Wells returns to the plucky heroine she introduced in Yoko with this wistful story about the green-eyed kitten and her far-away grandparents. Yoko writes weekly to Japan to her beloved grandmother, Obaasan, whose garden is visited each year by migrating cranes. Yoko's grandfather, Ojiisan, inspired by the winged visitors, showed his granddaughter how to fold cranes out of paper. When Obaasan's birthday approaches and Yoko doesn't have the money to buy her a present, she sends her some origami cranes, folded just as Ojiisan had taught her. Wells differentiates between the two homelands in palette and artistic style. She dresses the endearing grandparents in autumnal-hued kimonos cut out of silk-screened paper against backgrounds of woodblock-style ocean waves and wind-blown pines. Yoko, meanwhile, sports flowered patterns and spring-inspired colors; Wells outlines the heroine's vignettes in plaid frames.
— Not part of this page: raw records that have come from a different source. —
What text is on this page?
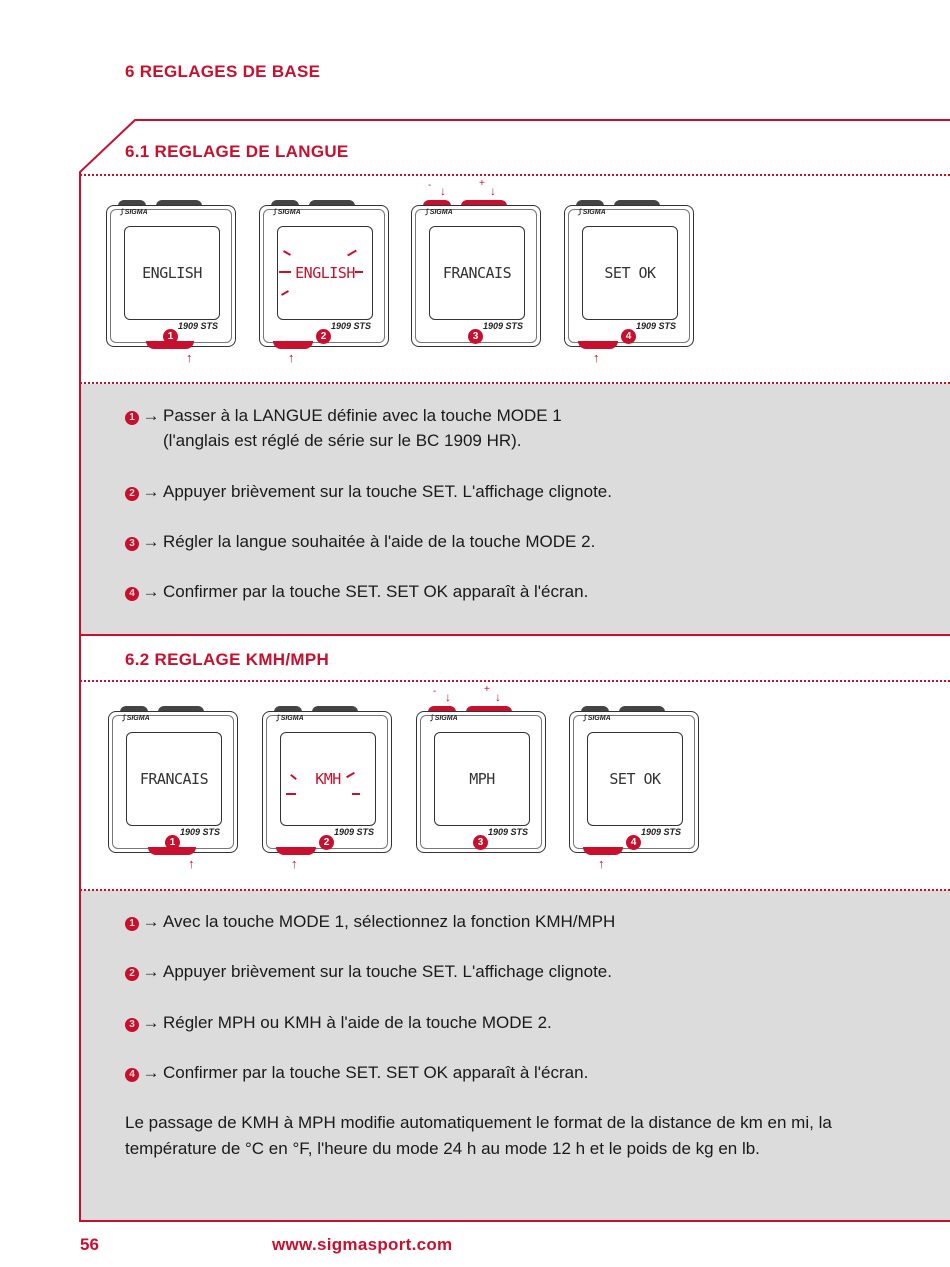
6 REGLAGES DE BASE
6.1 REGLAGE DE LANGUE
⟆ SIGMA
ENGLISH
1909 STS
1
↑
⟆ SIGMA
ENGLISH
1909 STS
2
↑
⟆ SIGMA
FRANCAIS
1909 STS
3
- ↓
+
↓
⟆ SIGMA
SET OK
1909 STS
4
↑
1 → Passer à la LANGUE définie avec la touche MODE 1
(l'anglais est réglé de série sur le BC 1909 HR).
2 → Appuyer brièvement sur la touche SET. L'affichage clignote.
3 → Régler la langue souhaitée à l'aide de la touche MODE 2.
4 → Confirmer par la touche SET. SET OK apparaît à l'écran.
6.2 REGLAGE KMH/MPH
⟆ SIGMA
FRANCAIS
1909 STS
1
↑
⟆ SIGMA
KMH
1909 STS
2
↑
⟆ SIGMA
MPH
1909 STS
3
- ↓
+
↓
⟆ SIGMA
SET OK
1909 STS
4
↑
1 → Avec la touche MODE 1, sélectionnez la fonction KMH/MPH
2 → Appuyer brièvement sur la touche SET. L'affichage clignote.
3 → Régler MPH ou KMH à l'aide de la touche MODE 2.
4 → Confirmer par la touche SET. SET OK apparaît à l'écran.
Le passage de KMH à MPH modifie automatiquement le format de la distance de km en mi, la température de °C en °F, l'heure du mode 24 h au mode 12 h et le poids de kg en lb.
56	www.sigmasport.com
The boxed collages form the main images but, in traditional Japanese style, their borders are porous: leaves fall and cranes fly out into the white margins; Yoko's posted letters and origami diagrams prance across the bottom of the pages. "Soon I will come back to Japan, just like the cranes," Yoko's birthday greeting says, and while the book doesn't portray her return, youngsters will know that, no matter how far away their grandparents may be, their love will find them. Ages 3-7. (Sept.)